Кальдер не мог взять в толк, каким образом образовался счет на сто с лишним тысяч фунтов. Видимо, букмекер не сомневался в кредитных возможностях отца. Тот, наверное, был его постоянным клиентом и аккуратно платил по долгам в течение многих лет. А может, даже и десятилетий. С течением времени ставки возрастали и вот теперь перехлестнули через край. Отец, видимо, предпринял несколько отчаянных попыток отыграться, но снова проиграл.
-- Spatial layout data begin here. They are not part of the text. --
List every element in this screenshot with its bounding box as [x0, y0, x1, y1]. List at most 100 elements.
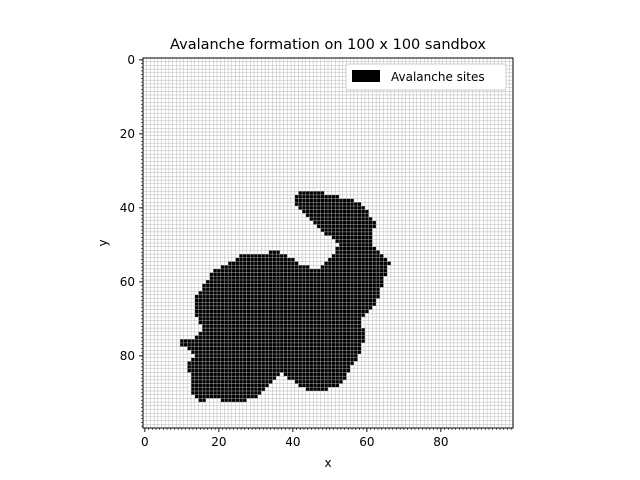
- avalanche-cell: [250, 257, 255, 262]
- avalanche-cell: [331, 368, 336, 373]
- avalanche-cell: [368, 261, 373, 266]
- avalanche-cell: [283, 331, 288, 336]
- avalanche-cell: [302, 335, 306, 340]
- avalanche-cell: [205, 376, 210, 380]
- avalanche-cell: [202, 398, 206, 403]
- avalanche-cell: [257, 361, 262, 366]
- avalanche-cell: [254, 265, 258, 269]
- avalanche-cell: [246, 302, 251, 306]
- avalanche-cell: [246, 276, 251, 281]
- avalanche-cell: [335, 346, 340, 351]
- avalanche-cell: [250, 387, 255, 392]
- avalanche-cell: [342, 224, 347, 229]
- avalanche-cell: [309, 313, 314, 318]
- avalanche-cell: [279, 342, 284, 347]
- avalanche-cell: [268, 342, 273, 347]
- avalanche-cell: [339, 354, 343, 358]
- avalanche-cell: [331, 272, 336, 277]
- avalanche-cell: [239, 320, 243, 325]
- avalanche-cell: [231, 294, 236, 299]
- avalanche-cell: [316, 365, 321, 369]
- avalanche-cell: [298, 372, 303, 377]
- avalanche-cell: [224, 354, 229, 358]
- avalanche-cell: [313, 302, 317, 306]
- avalanche-cell: [309, 387, 314, 392]
- avalanche-cell: [339, 328, 343, 332]
- avalanche-cell: [209, 294, 214, 299]
- avalanche-cell: [246, 320, 251, 325]
- avalanche-cell: [313, 287, 317, 292]
- avalanche-cell: [357, 246, 362, 251]
- avalanche-cell: [202, 383, 206, 388]
- avalanche-cell: [350, 280, 354, 284]
- avalanche-cell: [242, 298, 247, 303]
- avalanche-cell: [342, 202, 347, 207]
- avalanche-cell: [261, 357, 266, 362]
- avalanche-cell: [231, 309, 236, 314]
- avalanche-cell: [313, 198, 317, 203]
- avalanche-cell: [209, 365, 214, 369]
- avalanche-cell: [191, 342, 195, 347]
- avalanche-cell: [305, 194, 310, 199]
- avalanche-cell: [287, 309, 292, 314]
- avalanche-cell: [365, 250, 369, 255]
- avalanche-cell: [239, 331, 243, 336]
- avalanche-cell: [228, 346, 232, 351]
- avalanche-cell: [376, 272, 380, 277]
- avalanche-cell: [313, 220, 317, 225]
- avalanche-cell: [298, 368, 303, 373]
- avalanche-cell: [261, 383, 266, 388]
- avalanche-cell: [365, 268, 369, 273]
- avalanche-cell: [309, 357, 314, 362]
- avalanche-cell: [316, 350, 321, 355]
- avalanche-cell: [368, 287, 373, 292]
- avalanche-cell: [228, 339, 232, 343]
- avalanche-cell: [346, 357, 351, 362]
- avalanche-cell: [261, 335, 266, 340]
- avalanche-cell: [261, 272, 266, 277]
- avalanche-cell: [217, 324, 221, 329]
- avalanche-cell: [224, 283, 229, 288]
- avalanche-cell: [272, 317, 277, 321]
- avalanche-cell: [294, 365, 299, 369]
- avalanche-cell: [242, 287, 247, 292]
- avalanche-cell: [250, 354, 255, 358]
- avalanche-cell: [331, 261, 336, 266]
- avalanche-cell: [353, 265, 358, 269]
- avalanche-cell: [265, 302, 269, 306]
- avalanche-cell: [328, 261, 332, 266]
- avalanche-cell: [316, 298, 321, 303]
- avalanche-cell: [228, 391, 232, 395]
- avalanche-cell: [328, 339, 332, 343]
- avalanche-cell: [353, 339, 358, 343]
- avalanche-cell: [220, 272, 225, 277]
- avalanche-cell: [365, 228, 369, 232]
- avalanche-cell: [357, 261, 362, 266]
- avalanche-cell: [324, 206, 329, 210]
- avalanche-cell: [350, 305, 354, 310]
- avalanche-cell: [265, 317, 269, 321]
- avalanche-cell: [291, 350, 295, 355]
- avalanche-cell: [294, 368, 299, 373]
- avalanche-cell: [194, 309, 199, 314]
- avalanche-cell: [205, 354, 210, 358]
- avalanche-cell: [242, 335, 247, 340]
- avalanche-cell: [220, 376, 225, 380]
- avalanche-cell: [331, 379, 336, 384]
- avalanche-cell: [328, 335, 332, 340]
- avalanche-cell: [342, 365, 347, 369]
- avalanche-cell: [316, 305, 321, 310]
- avalanche-cell: [357, 243, 362, 247]
- avalanche-cell: [316, 342, 321, 347]
- avalanche-cell: [239, 328, 243, 332]
- avalanche-cell: [324, 309, 329, 314]
- avalanche-cell: [365, 298, 369, 303]
- avalanche-cell: [305, 283, 310, 288]
- avalanche-cell: [331, 209, 336, 214]
- avalanche-cell: [272, 354, 277, 358]
- avalanche-cell: [287, 346, 292, 351]
- avalanche-cell: [361, 287, 366, 292]
- avalanche-cell: [205, 368, 210, 373]
- avalanche-cell: [213, 280, 218, 284]
- avalanche-cell: [328, 272, 332, 277]
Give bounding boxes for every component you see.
Алекс не знал, сколько времени просидел, тупо глядя на счета. Но вот он услышал, как хлопнула дверь и кто-то прошел на кухню. Отец вернулся на ленч. Кальдер продолжал сидеть тихо.
Пять минут спустя в дверях помещения, где сидел Кальдер, появился доктор. В руках он держал тарелку с сандвичем, а из-под мышки у него торчала пачка газет. Сына он увидел не сразу, а когда увидел, газеты выскользнули на пол.
– Алекс?
– Привет, отец.
Доктор посмотрел на сына и страшно побледнел, увидев в его руке счета от букмекеров. Затем краска вернулась к его щекам, и он крикнул:
– Алекс, как, черт побери, ты смеешь врываться в мой кабинет и совать нос в мои личные бумаги?!
– В твои долги, ты хочешь сказать. В счета от букмекеров?
– Чем бы они ни были, тебя это совершенно не касается!
– И как давно? – не повышая голоса, поинтересовался Кальдер.
– Я не намерен отвечать на твои вопросы о моих делах.
– Как давно? – повторил Кальдер.
Некоторое время казалось, что доктор намерен усилить свое праведное негодование, но впечатление оказалось ошибочным. Плечи старшего Кальдера вдруг обвисли. Опустившись в кресло и не выпуская из рук тарелки с сандвичем, он закрыл глаза. Ситуация была совершенно очевидной, и изобретать что-то не имело смысла.
– После смерти твоей матери.
– И насколько скоро после?
– Довольно быстро.
– Но каким образом ты ухитрился так много проиграть?
– Я попал в полосу неудач, – ответил доктор, ища во взгляде сына сочувствие. – Ты же знаешь по своей работе о том, что иногда наступает черная полоса.
– Да, знаю, – согласился Кальдер. – Но проиграть можно ровно столько, сколько ты ставишь на кон.